Hoje, o produtor divide a administração da propriedade com o sócio e afilhado Flávio Silva, além de contar com quatro colaboradores responsáveis pelas duas ordenhas diárias e pelos demais serviços da fazenda. Ao seu lado está também a esposa, Adriana, parceira há 24 anos na construção dessa trajetória.

Produzir leite em meio à seca exige planejamento

No Norte de Minas, produzir leite significa enfrentar um dos maiores desafios da atividade: a escassez de chuvas.

Na Fazenda São Pedro, as vacas são criadas em sistema de semiconfinamento. Durante o período chuvoso, o rebanho aproveita as áreas de pastagem. Já na estiagem, entram em cena o planejamento e os investimentos realizados ao longo do ano.

Silagem, cana-de-açúcar e áreas irrigadas garantem alimento suficiente para manter a produção sem oscilações.

“Não podemos depender apenas do pasto. Se faltar alimento, a produção cai. Por isso investimos na produção de silagem e, mais recentemente, na irrigação. Isso nos dá segurança para continuar produzindo”, afirma.

Nos últimos anos, a propriedade implantou quatro hectares irrigados, destinados exclusivamente à produção de alimento para os animais.

A meta agora é ainda mais ambiciosa: dobrar a produção nos próximos três anos, apostando não no aumento do número de vacas, mas na melhoria da eficiência produtiva do rebanho por meio da genética, do manejo e da gestão.

Certificação reconhece qualidade e sustentabilidade

Todo esse conjunto de boas práticas garantiu à Fazenda São Pedro a certificação Fazenda Ouro, reconhecimento concedido às propriedades que atendem rigorosos critérios de qualidade do leite, manejo, bem-estar animal e sustentabilidade.

Entre os diferenciais da fazenda está um procedimento que Dilson faz questão de preservar.

As vacas não recebem ocitocina nem medicamentos para estimular artificialmente a descida do leite. O processo ocorre de maneira natural, com a presença dos bezerros durante a ordenha, respeitando o comportamento fisiológico dos animais.

“Quando trabalhamos pensando em fazer as coisas da maneira correta, os resultados aparecem. A certificação mostra que estamos produzindo leite de qualidade, mas também aumenta nossa responsabilidade de continuar evoluindo”, ressalta.

Parceria que acompanha o crescimento

Grande parte dessa transformação contou com o apoio do Sicoob Credinor, parceiro da propriedade há aproximadamente 25 anos.

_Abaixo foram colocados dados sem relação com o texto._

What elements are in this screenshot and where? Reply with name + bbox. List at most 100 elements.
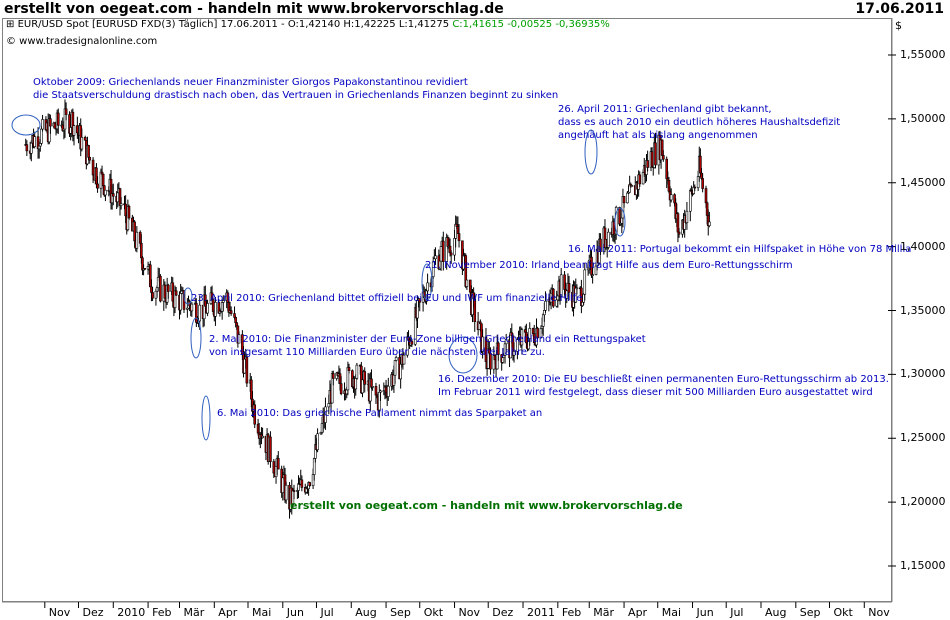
x-tick-label: Apr xyxy=(628,606,648,619)
candle xyxy=(292,484,296,500)
header-bar: erstellt von oegeat.com - handeln mit ww… xyxy=(0,0,950,18)
candle xyxy=(567,275,571,301)
candle xyxy=(512,342,516,363)
candle xyxy=(49,114,52,134)
candle xyxy=(104,189,107,202)
candle xyxy=(206,299,209,317)
candle xyxy=(284,481,288,504)
x-tick-label: Nov xyxy=(868,606,890,619)
change-label: C:1,41615 -0,00525 -0,36935% xyxy=(452,19,610,30)
y-tick-label: 1,35000 xyxy=(900,303,946,317)
header-title: erstellt von oegeat.com - handeln mit ww… xyxy=(4,1,504,17)
candle xyxy=(151,286,154,302)
candle xyxy=(481,329,484,359)
candle xyxy=(497,341,500,361)
x-tick-label: Feb xyxy=(152,606,172,619)
x-tick-label: Jul xyxy=(730,606,744,619)
candle xyxy=(544,291,547,313)
candle xyxy=(159,274,162,303)
annotation-may6-2010: 6. Mai 2010: Das griechische Parlament n… xyxy=(217,408,543,419)
candle xyxy=(25,140,29,157)
candle xyxy=(127,204,131,221)
x-tick-label: Aug xyxy=(355,606,377,619)
candle xyxy=(88,156,92,164)
y-tick-label: 1,20000 xyxy=(900,495,946,509)
x-tick-label: Dez xyxy=(492,606,514,619)
candle xyxy=(64,102,68,121)
candle xyxy=(693,184,697,192)
x-tick-label: Dez xyxy=(82,606,104,619)
annotation-apr-2011: 26. April 2011: Griechenland gibt bekann… xyxy=(558,104,841,141)
x-tick-label: Aug xyxy=(765,606,787,619)
candle xyxy=(300,475,304,492)
y-tick-label: 1,25000 xyxy=(900,431,946,445)
candle xyxy=(607,228,610,250)
candle xyxy=(253,400,257,429)
candle xyxy=(324,397,327,430)
candle xyxy=(638,171,642,187)
candle xyxy=(591,267,594,284)
candle xyxy=(426,273,429,301)
candle xyxy=(269,431,272,468)
candle xyxy=(662,150,665,162)
header-date: 17.06.2011 xyxy=(855,1,944,17)
candle xyxy=(583,263,587,301)
x-tick-label: Apr xyxy=(218,606,238,619)
candle xyxy=(174,286,178,297)
candle xyxy=(418,298,422,312)
candle xyxy=(261,427,264,439)
candle xyxy=(83,135,87,141)
candle xyxy=(599,233,602,255)
candle xyxy=(355,362,359,380)
quote-label: 17.06.2011 - O:1,42140 H:1,42225 L:1,412… xyxy=(220,19,450,30)
x-tick-label: Sep xyxy=(390,606,411,619)
candle xyxy=(575,284,579,295)
event-marker xyxy=(183,287,193,305)
watermark-text: erstellt von oegeat.com - handeln mit ww… xyxy=(290,499,683,512)
candle xyxy=(387,377,390,401)
candle xyxy=(701,173,704,193)
annotation-oct-2009: Oktober 2009: Griechenlands neuer Finanz… xyxy=(33,77,559,101)
x-tick-label: Sep xyxy=(799,606,821,619)
candle xyxy=(402,352,406,365)
y-tick-label: 1,15000 xyxy=(900,559,946,572)
x-tick-label: Jun xyxy=(696,606,714,619)
candle xyxy=(332,370,335,386)
x-tick-label: Okt xyxy=(423,606,444,619)
event-marker xyxy=(201,395,211,441)
candle xyxy=(449,250,453,264)
candle xyxy=(442,231,445,271)
candle xyxy=(457,224,461,248)
candle xyxy=(677,228,681,238)
candle xyxy=(308,481,312,488)
candle xyxy=(135,226,139,253)
candle xyxy=(316,428,319,453)
event-marker xyxy=(448,336,478,374)
candle xyxy=(143,268,147,270)
candle xyxy=(56,108,60,134)
candle xyxy=(379,389,382,401)
candle xyxy=(708,211,711,228)
candle xyxy=(536,326,539,339)
candle xyxy=(394,355,398,362)
candle xyxy=(465,279,469,291)
candle xyxy=(434,247,437,265)
candle xyxy=(622,196,626,208)
candle xyxy=(630,184,634,187)
candle xyxy=(559,268,563,297)
x-tick-label: Nov xyxy=(458,606,480,619)
x-tick-label: Mär xyxy=(183,606,205,619)
candle xyxy=(363,367,367,393)
annotation-may2-2010: 2. Mai 2010: Die Finanzminister der Euro… xyxy=(209,334,646,358)
candle xyxy=(473,292,477,332)
candle xyxy=(119,197,123,210)
candle xyxy=(489,347,492,375)
y-tick-label: 1,40000 xyxy=(900,239,946,253)
candle xyxy=(190,301,194,317)
x-tick-label: Mai xyxy=(251,606,272,619)
event-marker xyxy=(584,129,598,175)
x-tick-label: Jul xyxy=(320,606,334,619)
candle xyxy=(276,451,280,470)
chart-settings-icon[interactable]: ⊞ xyxy=(6,19,15,30)
candle xyxy=(654,132,657,169)
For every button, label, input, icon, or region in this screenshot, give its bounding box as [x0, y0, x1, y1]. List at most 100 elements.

Ao longo desse período, a cooperativa participou do financiamento de diversas etapas da evolução da fazenda, incluindo investimentos em irrigação, formação de lavouras, aquisição de animais e modernização da estrutura produtiva.

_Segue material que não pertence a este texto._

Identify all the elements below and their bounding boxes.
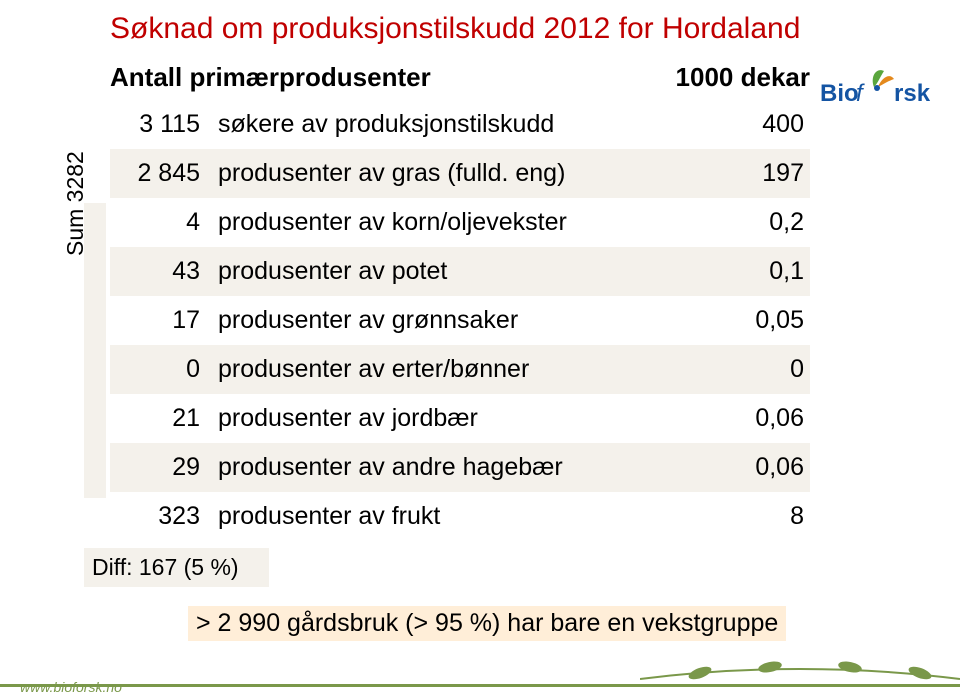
table-row: 4produsenter av korn/oljevekster0,2 (110, 198, 810, 247)
row-value: 197 (710, 149, 810, 198)
svg-text:rsk: rsk (894, 80, 931, 107)
row-value: 8 (710, 492, 810, 541)
row-value: 0,05 (710, 296, 810, 345)
row-value: 0,06 (710, 394, 810, 443)
table-row: 323produsenter av frukt8 (110, 492, 810, 541)
row-value: 0,06 (710, 443, 810, 492)
row-count: 43 (110, 247, 212, 296)
row-count: 3 115 (110, 100, 212, 149)
row-label: produsenter av gras (fulld. eng) (212, 149, 710, 198)
diff-label: Diff: 167 (5 %) (84, 548, 269, 587)
row-count: 21 (110, 394, 212, 443)
svg-text:Bio: Bio (820, 80, 859, 107)
row-label: produsenter av grønnsaker (212, 296, 710, 345)
row-label: produsenter av erter/bønner (212, 345, 710, 394)
table-row: 3 115søkere av produksjonstilskudd400 (110, 100, 810, 149)
row-label: produsenter av frukt (212, 492, 710, 541)
row-label: produsenter av potet (212, 247, 710, 296)
slide: Søknad om produksjonstilskudd 2012 for H… (0, 0, 960, 697)
row-label: produsenter av jordbær (212, 394, 710, 443)
row-value: 400 (710, 100, 810, 149)
subtitle-right: 1000 dekar (676, 62, 810, 93)
subtitle-row: Antall primærprodusenter 1000 dekar (110, 62, 810, 93)
sum-label: Sum 3282 (62, 151, 89, 256)
row-label: produsenter av andre hagebær (212, 443, 710, 492)
table-row: 17produsenter av grønnsaker0,05 (110, 296, 810, 345)
row-count: 0 (110, 345, 212, 394)
footer: www.bioforsk.no (0, 667, 960, 697)
row-label: søkere av produksjonstilskudd (212, 100, 710, 149)
row-count: 29 (110, 443, 212, 492)
row-label: produsenter av korn/oljevekster (212, 198, 710, 247)
footer-url: www.bioforsk.no (20, 679, 122, 695)
table-row: 43produsenter av potet0,1 (110, 247, 810, 296)
row-count: 4 (110, 198, 212, 247)
row-count: 17 (110, 296, 212, 345)
bioforsk-logo: Bio f rsk (820, 55, 938, 107)
row-count: 323 (110, 492, 212, 541)
footnote: > 2 990 gårdsbruk (> 95 %) har bare en v… (188, 606, 786, 641)
data-table: 3 115søkere av produksjonstilskudd4002 8… (110, 100, 810, 541)
table-row: 2 845produsenter av gras (fulld. eng)197 (110, 149, 810, 198)
subtitle-left: Antall primærprodusenter (110, 62, 431, 93)
table-row: 0produsenter av erter/bønner0 (110, 345, 810, 394)
table-row: 29produsenter av andre hagebær0,06 (110, 443, 810, 492)
row-value: 0,2 (710, 198, 810, 247)
table-row: 21produsenter av jordbær0,06 (110, 394, 810, 443)
svg-text:f: f (856, 80, 865, 107)
row-count: 2 845 (110, 149, 212, 198)
footer-leaf-icon (640, 649, 960, 689)
page-title: Søknad om produksjonstilskudd 2012 for H… (110, 12, 800, 46)
row-value: 0,1 (710, 247, 810, 296)
row-value: 0 (710, 345, 810, 394)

Além do crédito, Dilson participou do programa Norte Empreendedor, desenvolvido pelo Sicoob Credinor em parceria com o Sebrae Minas.

A iniciativa oferece consultorias voltadas para gestão financeira, planejamento estratégico e desenvolvimento dos negócios rurais.

“As consultorias ajudaram a entender melhor os custos, organizar o planejamento e identificar oportunidades de melhoria. Hoje conseguimos tomar decisões com muito mais segurança e pensar o futuro da fazenda de forma estruturada”, avalia o produtor.

Segundo a gerente da agência do Sicoob Credinor em Bocaiuva, Karine Kraysller, acompanhar essa evolução ao longo dos anos demonstra que o sucesso da propriedade é resultado de planejamento contínuo.

“Dilson é um cooperado que entende que crescer exige disciplina, planejamento e disposição para evoluir constantemente. A propriedade incorporou tecnologia, investiu em gestão e aperfeiçoou cada etapa da produção sem perder sua essência”, destaca.

Um futuro construído todos os dias

Apesar das certificações, dos equipamentos modernos e da constante evolução tecnológica, a rotina da Fazenda São Pedro permanece fiel às origens.

Todos os dias começam cedo. As vacas seguem para a ordenha, os colaboradores cumprem suas funções e a produção continua alimentando uma cadeia que movimenta a economia regional.

Mais do que produzir leite, a fazenda demonstra que tradição e inovação podem caminhar juntas.

A história construída por Dilson Geraldo da Silva mostra que investir em conhecimento, tecnologia e gestão, respeitando o tempo da propriedade e as características do semiárido mineiro, é um caminho seguro para fortalecer a pecuária leiteira e garantir que novas gerações encontrem no campo um futuro cada vez mais sustentável e competitivo.